Echoes of 1971 Reverberate for Veterans of Sylmar Quake
‘I have faith in this building. It’s not going to fall again.’
Donna Robinson on duty at Olive View during ‘71, ’87 quakes
As Olive View Medical Center in Sylmar trembled during Thursday morning’s earthquake, Donna Robinson ducked beneath a doorway and thought, “I have faith in this building. It’s not going to fall again.”
Just as she had been 16 years ago during the devastating Sylmar earthquake, Robinson was again the chief hospital administrator on duty at Olive View during a severe earthquake. In 1971, she led the evacuation of 600 patients through twisted hallways and crumbling staircases.
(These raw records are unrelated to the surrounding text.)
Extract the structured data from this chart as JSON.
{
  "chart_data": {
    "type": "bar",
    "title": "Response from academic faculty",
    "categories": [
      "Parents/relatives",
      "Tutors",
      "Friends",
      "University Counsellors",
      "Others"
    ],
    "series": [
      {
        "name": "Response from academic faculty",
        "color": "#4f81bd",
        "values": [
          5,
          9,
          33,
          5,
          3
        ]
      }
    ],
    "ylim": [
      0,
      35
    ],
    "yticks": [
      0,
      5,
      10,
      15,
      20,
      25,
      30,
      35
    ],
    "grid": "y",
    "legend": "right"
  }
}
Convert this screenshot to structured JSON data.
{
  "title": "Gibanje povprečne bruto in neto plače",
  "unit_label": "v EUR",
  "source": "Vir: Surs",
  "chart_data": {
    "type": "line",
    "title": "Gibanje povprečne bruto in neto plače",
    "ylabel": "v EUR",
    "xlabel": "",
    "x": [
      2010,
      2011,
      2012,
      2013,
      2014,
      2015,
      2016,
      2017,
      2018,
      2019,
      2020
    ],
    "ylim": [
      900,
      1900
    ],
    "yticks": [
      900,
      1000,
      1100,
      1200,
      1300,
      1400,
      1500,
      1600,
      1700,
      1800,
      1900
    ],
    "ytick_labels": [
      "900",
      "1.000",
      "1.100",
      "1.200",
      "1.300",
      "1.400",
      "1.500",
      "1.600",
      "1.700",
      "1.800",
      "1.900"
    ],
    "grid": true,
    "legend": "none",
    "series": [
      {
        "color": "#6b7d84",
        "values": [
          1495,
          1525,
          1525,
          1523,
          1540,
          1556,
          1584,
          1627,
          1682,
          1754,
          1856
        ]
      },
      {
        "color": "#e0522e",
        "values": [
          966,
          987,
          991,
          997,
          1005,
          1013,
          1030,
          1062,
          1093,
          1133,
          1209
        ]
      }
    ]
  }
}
Thursday when the shaking started, she listened.
“This time it was very quiet, there was hardly any noise, so I had a sense that it wasn’t bad out here,” Robinson said. “Last time you could hear the innards of the building pulling apart, crumbling, creaking.”
For Robinson and many other northeast San Fernando Valley residents whose homes and businesses crumbled near the epicenter of the devastating 1971 Sylmar earthquake, Thursday’s temblor frazzled nerves, touching off flashbacks.
Sixteen years ago, Olive View shifted on its foundation more than a foot, causing the first floor to collapse, killing three patients and a hospital worker. This time, not even a medicine bottle fell from the shelves at Olive View, which only reopened last April.
Hours after Thursday’s quake, residents in San Fernando and Sylmar gathered in front yards and huddled at their workplaces, recounting the morning quake and comparing it to their experience in 1971.
Personal Evaluations
This one rolled instead of rocked. This one shook hard, but did not jolt. It was shorter but seemed harder. Everyone had a personal earthquake evaluation.
All said they were thankful that their communities were on the fringes of this earthquake’s severe jolts and thus were spared from destruction they know all too well.
“I just closed my eyes and thought, ‘Oh God, I hope we don’t lose the house again,’ ” said Louise Ramirez, 51, a 25-year San Fernando resident whose home was split in half in 1971 by a crack four inches wide. “I’ve been so nervous all day. If you been through it once, you can’t help but be scared when you feel another.”
Ramirez, who lives on Warren Street in San Fernando, brought out snapshots from 1971 showing her toppled chimney and the crack that ran across the street and through her house. Soon, her neighbor Richard Rollings, 60, joined her to recount his nervousness when his home shook once again.
“This time I just lay in bed. I was too scared to get out,” Rollings said. “In ‘71, we lost half our house. This time only a porcelain doll broke.”
Olga Daney, pharmacy director at Holy Cross Hospital in Mission Hills, said she “couldn’t believe it was happening again” when her pharmacy began to shake Thursday. The hospital was so severely damaged in 1971 that it was demolished and rebuilt six years later.
“I knew what we had faced in ’71 and I thought, ‘Is it going to continue, is it going to be the same all over again?’ ” said Daney, who had set up an emergency pharmacy in a lot outside the hospital in 1971. She said she braced herself beneath a doorway, waiting for the sounds of breaking bottles and glass, but nothing happened.
Some Seek Counseling
Robinson of Olive View said several northeast Valley residents sought counseling for nervousness and anxiety after the earthquake, but no one was admitted to the hospital’s mental health ward.
Dr. Joseph McKenna, education coordinator at Olive View’s emergency psychiatric ward, said it was not unusual for those who experienced “traumatic stress” during the 1971 Sylmar earthquake to experience the same type of symptoms again in a similar experience.
He said the best remedy for nervousness is to “talk it out” with neighbors or friends who were around in 1971. “Understand that this is not the same situation and you are actually safe this time,” McKenna said. “Don’t dwell on what could have happened.”
Employees at the San Fernando Boys Market, which was jolted off its foundation and collapsed when walls buckled in 1971, took less than an hour to clean up broken jars in three aisles after Thursday’s quake.
“I think I realized this time that the store wasn’t going to go down when the front windows didn’t break,” said Roselyn Hensley, 47, a supervisor, who was a cashier in 1971.
Any earthquake from now on is going to “hit me hard,” Ramirez said. “We still have ’71 in our blood and we will never forget.”